Baltzers Interesse für Technik hat ihm hier ein weites Feld geöffnet. Seit Jahren ist er in beratender Funktion für die deutsche Sirona Dental Systems und die Vita Zahnfabrik Bad Säckingen tätig. Er publiziert in Fachzeitschriften und hält weltweit Vorträge zur Funktionsweise der computergestützten Zahntechnik und zur Erkennung und Rekonstruktion der Zahnfarben. Erst kürzlich hat er an der Universität Neapel Federico II doziert. Auch für die Universität Greifswald (D) ist er tätig. Die intensive Reisetätigkeit – und vor allem die transatlantischen Flüge – will er künftig aber etwas reduzieren.

 

Ausgezeichneter Vortragsredner

Baltzer ist ein guter Rhetoriker. Eloquent und anschaulich kann er erzählen und lehren, immer wieder blitzt sein Schalk auf. Für seine Vortragspräsentation hat er in Österreich einen Preis gewonnen, der mit 1500 Euro dotiert war. Auch am Stammtisch diskutiert Baltzer gerne, er ist seit vielen Jahren am Restaurant Rössli in Rheinfelden beteiligt. «Hier treffen die unterschiedlichsten Leute aufeinander. Das gefällt mir. Jeder kann mitdiskutieren», erklärt der Vater von vier erwachsenen Kindern. Rheinfelden ist ihm zur Wahlheimat geworden. Er hat sich lange im Vorstand des Eishockeyclubs engagiert. Als langjähriges Mitglied der Neujahrsblattkommission ist er für die Chronik zuständig.

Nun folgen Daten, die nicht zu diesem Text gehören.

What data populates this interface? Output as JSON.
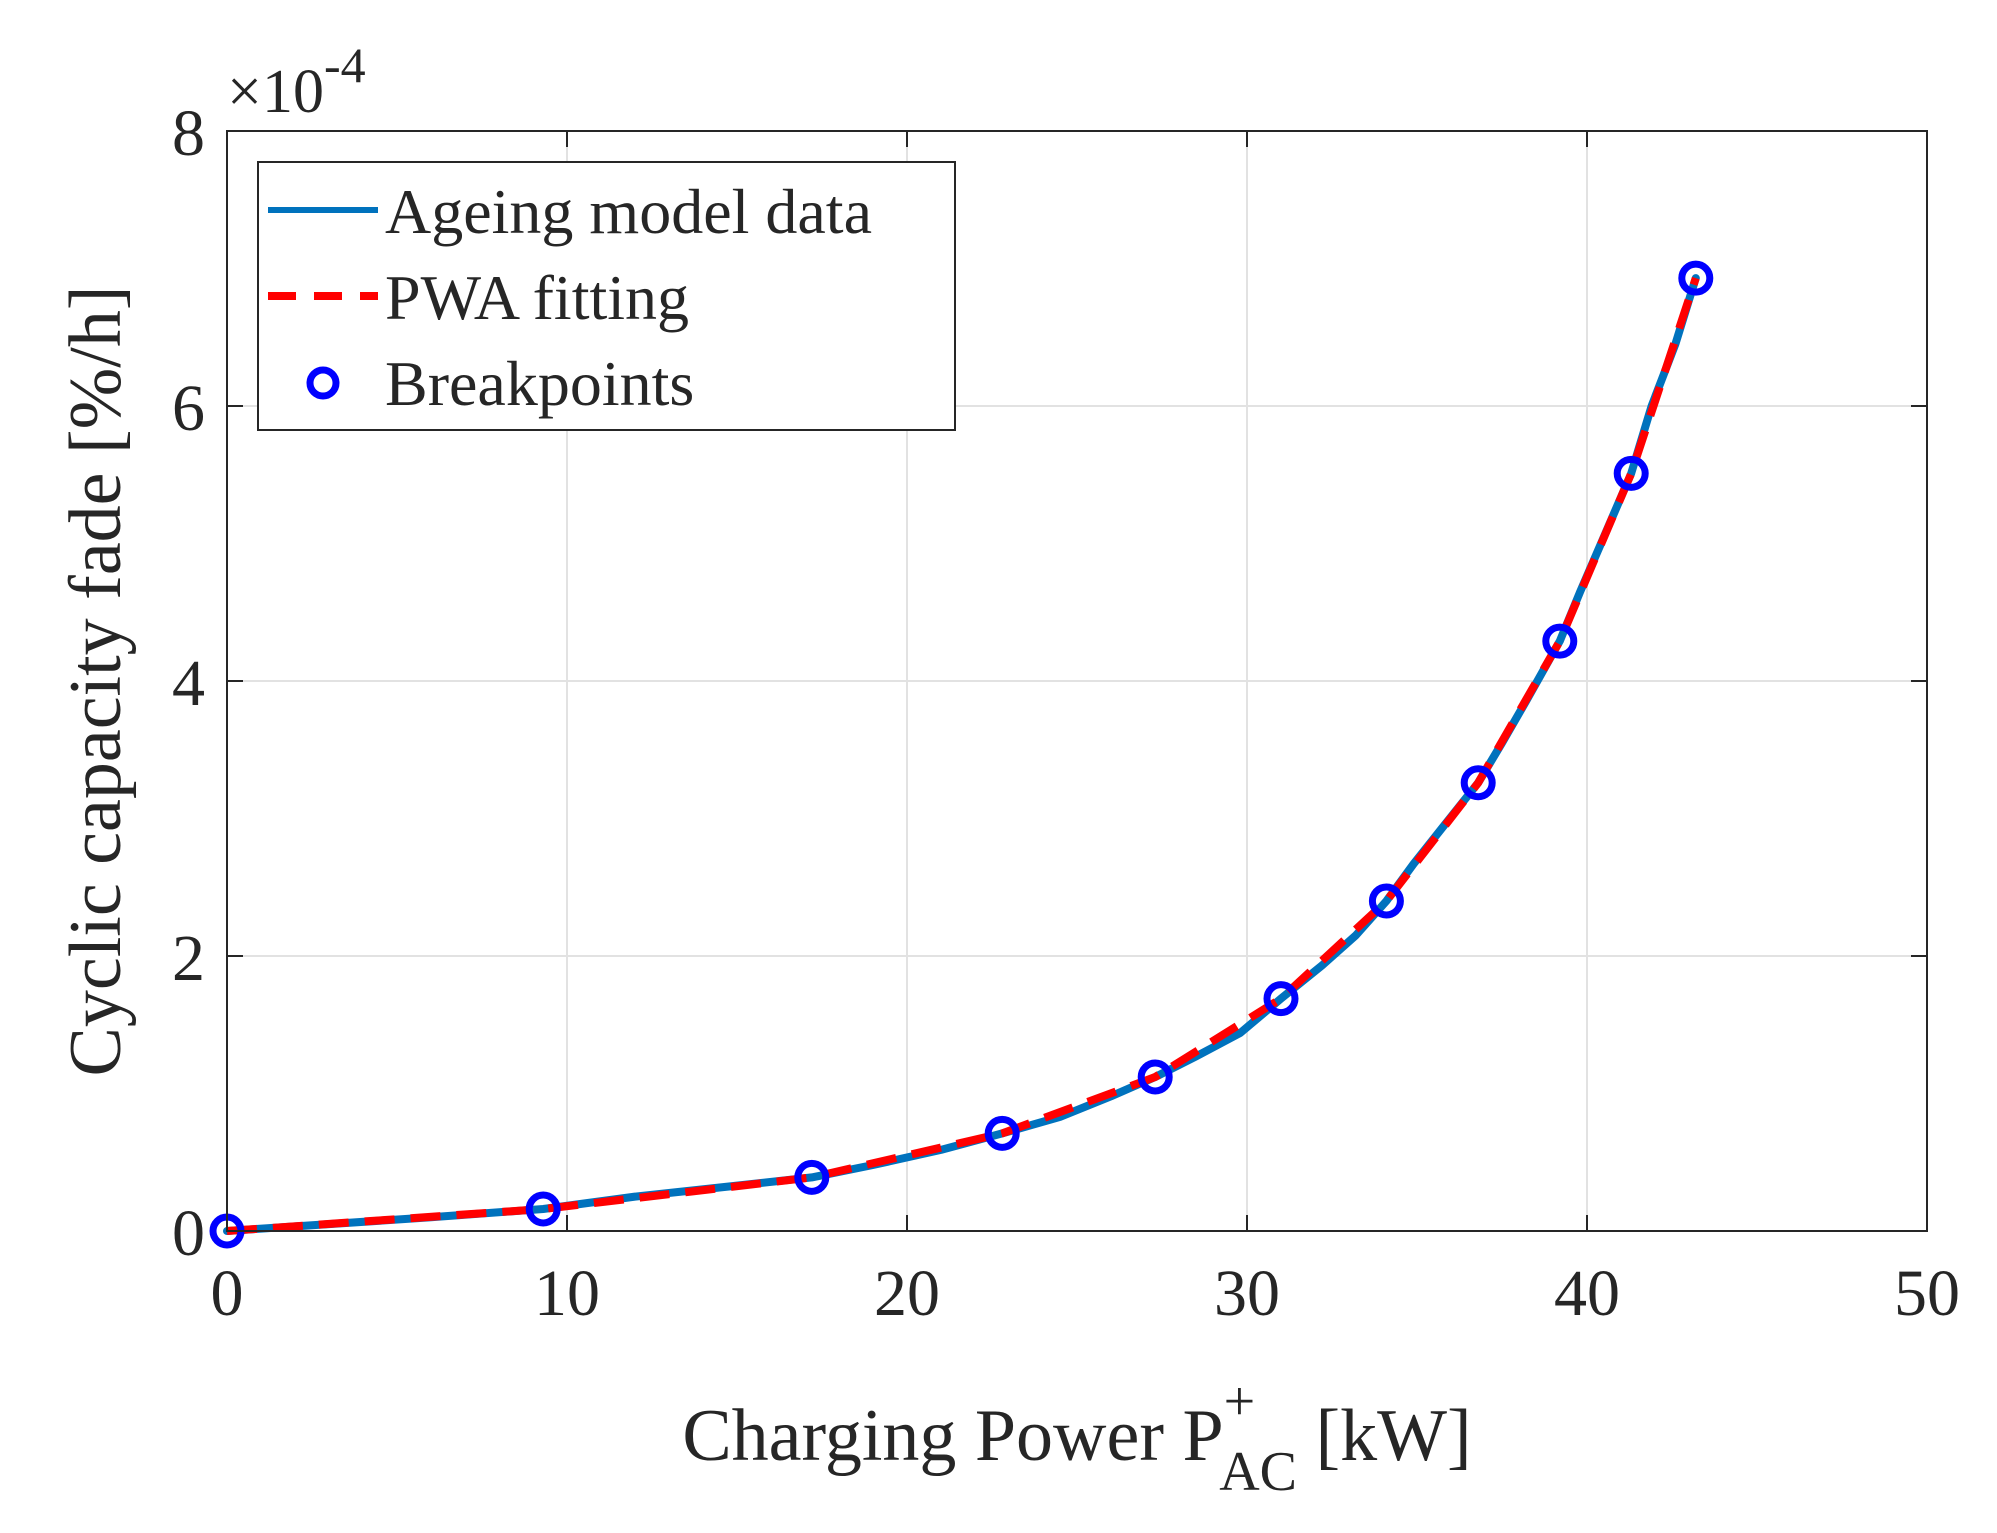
{
  "chart_data": {
    "type": "line",
    "ylabel": "Cyclic capacity fade [%/h]",
    "xlabel_main": "Charging Power P",
    "xlabel_sup": "+",
    "xlabel_sub": "AC",
    "xlabel_unit": " [kW]",
    "exponent_times": "×10",
    "exponent_power": "-4",
    "xlim": [
      0,
      50
    ],
    "ylim": [
      0,
      8
    ],
    "xticks": [
      0,
      10,
      20,
      30,
      40,
      50
    ],
    "yticks": [
      0,
      2,
      4,
      6,
      8
    ],
    "xtick_labels": [
      "0",
      "10",
      "20",
      "30",
      "40",
      "50"
    ],
    "ytick_labels": [
      "0",
      "2",
      "4",
      "6",
      "8"
    ],
    "grid": true,
    "legend_position": "top-left",
    "series": [
      {
        "name": "Ageing model data",
        "style": "solid",
        "color": "#0072BD",
        "x": [
          0,
          3,
          6,
          9.3,
          12,
          15,
          17.2,
          19,
          21,
          22.8,
          24.5,
          26,
          27.3,
          28.5,
          29.8,
          31,
          32.2,
          33.2,
          34.1,
          34.9,
          35.8,
          36.8,
          37.5,
          38.2,
          39.2,
          39.8,
          40.5,
          41.3,
          41.9,
          42.6,
          43.2
        ],
        "y": [
          0,
          0.05,
          0.1,
          0.16,
          0.25,
          0.33,
          0.39,
          0.48,
          0.59,
          0.71,
          0.83,
          0.98,
          1.12,
          1.27,
          1.44,
          1.69,
          1.93,
          2.15,
          2.4,
          2.67,
          2.95,
          3.26,
          3.55,
          3.85,
          4.29,
          4.65,
          5.05,
          5.51,
          6.0,
          6.45,
          6.93
        ]
      },
      {
        "name": "PWA fitting",
        "style": "dashed",
        "color": "#FF0000",
        "x": [
          0,
          9.3,
          17.2,
          22.8,
          27.3,
          31.0,
          34.1,
          36.8,
          39.2,
          41.3,
          43.2
        ],
        "y": [
          0,
          0.16,
          0.39,
          0.71,
          1.12,
          1.69,
          2.4,
          3.26,
          4.29,
          5.51,
          6.93
        ]
      },
      {
        "name": "Breakpoints",
        "style": "markers",
        "color": "#0000FF",
        "x": [
          0,
          9.3,
          17.2,
          22.8,
          27.3,
          31.0,
          34.1,
          36.8,
          39.2,
          41.3,
          43.2
        ],
        "y": [
          0,
          0.16,
          0.39,
          0.71,
          1.12,
          1.69,
          2.4,
          3.26,
          4.29,
          5.51,
          6.93
        ]
      }
    ]
  }
}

Auch wenn er beruflich etwas kürzer tritt, gehen ihm die Ideen nicht aus. Aktuell entwickelt er zusammen mit einer Firma eine Technik, um die Köpfe von Patienten am Bildschirm dreidimensional darstellen zu können. Dies ermöglicht dem Zahntechniker, das Erscheinungsbild seiner Arbeiten laufend am Patientenkopf zu beurteilen und anzupassen.

Baltzer ist immer offen für neue Entwicklungen und treibt diese gerne voran. Auch wenn er bald 70 wird, denkt er noch nicht an Ruhestand. «Der Beruf ist mein Hobby und meine Leidenschaft.»